The dashboard provides two heatmaps, one for nucleotides and one for aminoacids interactions, showing for each ligand's atom the percentage of timeframes in which an interaction with a nucleotide or an aminoacid is present. By default, the heatmap considers all types of interactions. However, types of interactions can be filtered through a bar located above the graphs on the dashboard; hence, it is possible to view a heatmap referring only to the selected interactions. The following image is an example that shows the heatmap of all types of interactions between ligand's atoms (y axes) and a nucletoides (x axis) (left figure) ligand's atoms (y axes) and a protein's aminoacids (x axis) (right figure).

heatmap

Timeline activities of nucleotides and Aminoacids

These horizontal histograms shows, for each nucleic group and aminoacid, in which timeframes an interaction is present. This helps to visualize at which steps of the simulation the ligand-receptor interactions are more stable. On the dashboard, a modifiable threshold is provided in order to easily filter the nucleotides or aminoacids that have low permanence. The following image shows the the timeline of the interactions performed by a protein's aminoacids,

activity

Per atom timeline activities

This graph shows, for the selected atom, at which timestamp a specific type of interaction is present. Above this graph there is a dropdown menu where the user can select the atom.

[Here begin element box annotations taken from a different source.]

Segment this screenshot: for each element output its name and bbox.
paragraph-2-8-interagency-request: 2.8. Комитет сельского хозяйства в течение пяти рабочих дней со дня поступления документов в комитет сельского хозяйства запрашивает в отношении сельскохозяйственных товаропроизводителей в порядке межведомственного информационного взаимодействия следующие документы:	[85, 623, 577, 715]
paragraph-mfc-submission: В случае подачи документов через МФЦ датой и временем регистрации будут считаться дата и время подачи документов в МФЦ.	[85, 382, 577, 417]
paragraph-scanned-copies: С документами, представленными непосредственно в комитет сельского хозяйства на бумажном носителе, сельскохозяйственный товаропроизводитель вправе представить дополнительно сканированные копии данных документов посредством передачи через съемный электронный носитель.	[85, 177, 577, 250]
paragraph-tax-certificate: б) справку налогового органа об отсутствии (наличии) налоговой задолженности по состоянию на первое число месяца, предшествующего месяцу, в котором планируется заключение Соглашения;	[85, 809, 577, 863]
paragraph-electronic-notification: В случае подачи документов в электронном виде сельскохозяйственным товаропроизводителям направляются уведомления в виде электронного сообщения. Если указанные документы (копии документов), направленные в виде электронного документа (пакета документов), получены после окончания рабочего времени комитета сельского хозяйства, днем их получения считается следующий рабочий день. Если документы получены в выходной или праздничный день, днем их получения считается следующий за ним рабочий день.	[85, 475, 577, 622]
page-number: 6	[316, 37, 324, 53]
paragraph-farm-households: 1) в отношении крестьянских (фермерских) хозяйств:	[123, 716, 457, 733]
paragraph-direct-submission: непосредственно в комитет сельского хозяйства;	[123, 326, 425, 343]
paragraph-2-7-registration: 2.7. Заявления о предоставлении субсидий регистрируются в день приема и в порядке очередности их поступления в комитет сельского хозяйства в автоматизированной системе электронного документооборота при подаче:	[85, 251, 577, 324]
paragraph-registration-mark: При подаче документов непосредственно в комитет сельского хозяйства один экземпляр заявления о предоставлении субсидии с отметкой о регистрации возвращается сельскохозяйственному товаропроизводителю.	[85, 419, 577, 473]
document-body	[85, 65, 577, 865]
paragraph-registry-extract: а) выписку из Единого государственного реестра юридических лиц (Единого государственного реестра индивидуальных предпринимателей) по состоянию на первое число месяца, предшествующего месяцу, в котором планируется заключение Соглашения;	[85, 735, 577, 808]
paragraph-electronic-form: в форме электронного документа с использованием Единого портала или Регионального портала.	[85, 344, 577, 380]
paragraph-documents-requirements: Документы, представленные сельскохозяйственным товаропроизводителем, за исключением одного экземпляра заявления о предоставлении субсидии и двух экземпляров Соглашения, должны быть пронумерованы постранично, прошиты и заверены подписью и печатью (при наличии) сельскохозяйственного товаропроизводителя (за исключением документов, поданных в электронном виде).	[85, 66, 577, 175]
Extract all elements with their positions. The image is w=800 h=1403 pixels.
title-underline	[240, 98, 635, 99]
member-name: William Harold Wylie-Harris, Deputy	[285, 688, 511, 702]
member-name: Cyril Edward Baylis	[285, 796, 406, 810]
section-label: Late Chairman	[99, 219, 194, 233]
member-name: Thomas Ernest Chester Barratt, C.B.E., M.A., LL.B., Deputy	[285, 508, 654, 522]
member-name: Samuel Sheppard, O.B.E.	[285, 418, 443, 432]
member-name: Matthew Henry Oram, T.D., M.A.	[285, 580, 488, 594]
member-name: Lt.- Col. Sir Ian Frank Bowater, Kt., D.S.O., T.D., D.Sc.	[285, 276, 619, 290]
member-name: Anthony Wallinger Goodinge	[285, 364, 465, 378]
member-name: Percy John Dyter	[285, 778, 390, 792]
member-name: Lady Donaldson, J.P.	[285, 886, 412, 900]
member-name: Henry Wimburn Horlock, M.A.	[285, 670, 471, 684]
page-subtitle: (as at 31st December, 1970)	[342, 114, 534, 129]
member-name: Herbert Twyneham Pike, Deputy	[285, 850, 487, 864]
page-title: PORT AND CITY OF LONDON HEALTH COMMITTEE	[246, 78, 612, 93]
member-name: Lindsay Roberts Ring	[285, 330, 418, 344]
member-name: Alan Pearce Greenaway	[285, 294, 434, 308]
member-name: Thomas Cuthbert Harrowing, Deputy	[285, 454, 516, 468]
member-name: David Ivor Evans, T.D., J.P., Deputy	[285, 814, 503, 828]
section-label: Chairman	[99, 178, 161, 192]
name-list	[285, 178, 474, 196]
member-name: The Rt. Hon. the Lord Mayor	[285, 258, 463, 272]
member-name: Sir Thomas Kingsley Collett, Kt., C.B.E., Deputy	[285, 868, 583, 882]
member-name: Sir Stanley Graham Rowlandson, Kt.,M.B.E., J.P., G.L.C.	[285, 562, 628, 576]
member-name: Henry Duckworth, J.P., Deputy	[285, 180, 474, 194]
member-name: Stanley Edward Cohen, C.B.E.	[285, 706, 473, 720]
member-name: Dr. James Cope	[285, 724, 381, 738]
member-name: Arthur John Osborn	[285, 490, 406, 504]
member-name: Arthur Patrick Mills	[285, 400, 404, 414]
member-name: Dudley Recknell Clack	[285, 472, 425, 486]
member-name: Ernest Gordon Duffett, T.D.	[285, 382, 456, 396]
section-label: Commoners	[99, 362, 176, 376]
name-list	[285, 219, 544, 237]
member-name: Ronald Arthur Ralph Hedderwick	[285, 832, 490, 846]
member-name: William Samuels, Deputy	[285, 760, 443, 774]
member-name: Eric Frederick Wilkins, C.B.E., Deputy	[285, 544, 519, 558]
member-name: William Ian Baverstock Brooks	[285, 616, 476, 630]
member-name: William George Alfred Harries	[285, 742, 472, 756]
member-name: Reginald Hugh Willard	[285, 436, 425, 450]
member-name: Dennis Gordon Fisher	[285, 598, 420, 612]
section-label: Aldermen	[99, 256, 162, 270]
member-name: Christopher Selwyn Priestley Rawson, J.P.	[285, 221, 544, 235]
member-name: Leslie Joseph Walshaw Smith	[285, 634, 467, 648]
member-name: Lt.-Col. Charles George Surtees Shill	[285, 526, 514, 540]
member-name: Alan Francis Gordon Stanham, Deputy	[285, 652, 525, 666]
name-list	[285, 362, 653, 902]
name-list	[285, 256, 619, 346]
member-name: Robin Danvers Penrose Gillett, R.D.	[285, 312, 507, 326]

Timeline activities between an atom and a residual

This graph shows at which timestamp a specific type of interaction, between the selected atom and the residual, is present.

couple_activity

Visualization tutorial

Dependencies

Install the following dependencies (it is recommended to use a conda environment ):

  1. install dash. $

    $ pip install dash or $ conda install dash

  2. install jupyter dash. $

    $ pip install jupyter-dash or $ conda install -c conda-forge jupyter-dash

  3. Install pandas. $

    $ pip install pandas or $ conda install pandas

  4. install jupyter $

    $ pip install jupyter or $ conda install jupyter

How to

  1. open the anaconda prompt shell

  2. (optional) activate your conda environment $ conda activate your_environment_name

  3. change the current directory to the downloaded one

  4. run the command $ jupyter notebook ./pdb_analysis/dashboard.ipynb

prompt

  1. a new tab will be present in your browser with the running jupyter server

  2. run all the cells

run_all

  1. The last cell should output a message like this: Dash app running on http://127.0.0.1:8085/

link

  1. click on the given link and the dashboard will open on another tab

  2. at this point, drag and drop the required files, as obtained from the main script.

Additional usage

  1. It is possible to save the produced plots by clicking on the option provided by the plotly overlay bar

  2. It is possible to save the data used to produce the plot, in a csv file, by clicking on the download button below the plot

usge

  1. From the "Per atom analisys of the interactions" plot it is possible to filter out atoms with low permanence percentage by using the slider above the plot

  2. From the heatmaps it is possible to "consider" only a specific subset of bond types, using the selection bar above the plots. As example the user can choose to consider only the hydrogen bonds; the resulting heatmaps will displays permanence percentages according only to the selected subset of bond types.

bondtype_sel

  1. From the "Timeline activities of nucleotides and Aminoacids" plot, it is possible to filter out aminoacids and nucleotides with low permanence percentage using the slider above the plot

  2. The last two plots are generated after the selection of the interested atoms. Above the plots there are two selection bar, the first specify the ligand's atom the user is interested to, the second specify the residue. The last plot will show the interactions done by the selected choices. (It is possible to write on the selection bar to quickly search the interested atom or residue).

couple_sel

References

plip:

Adasme, Melissa F., et al. "PLIP 2021: expanding the scope of the protein–ligand interaction profiler to DNA and RNA." Nucleic acids research 49.W1 (2021): W530-W534.

gromacs:

Páll, Szilárd, et al. "Heterogeneous parallelization and acceleration of molecular dynamics simulations in GROMACS." The Journal of Chemical Physics 153.13 (2020): 134110.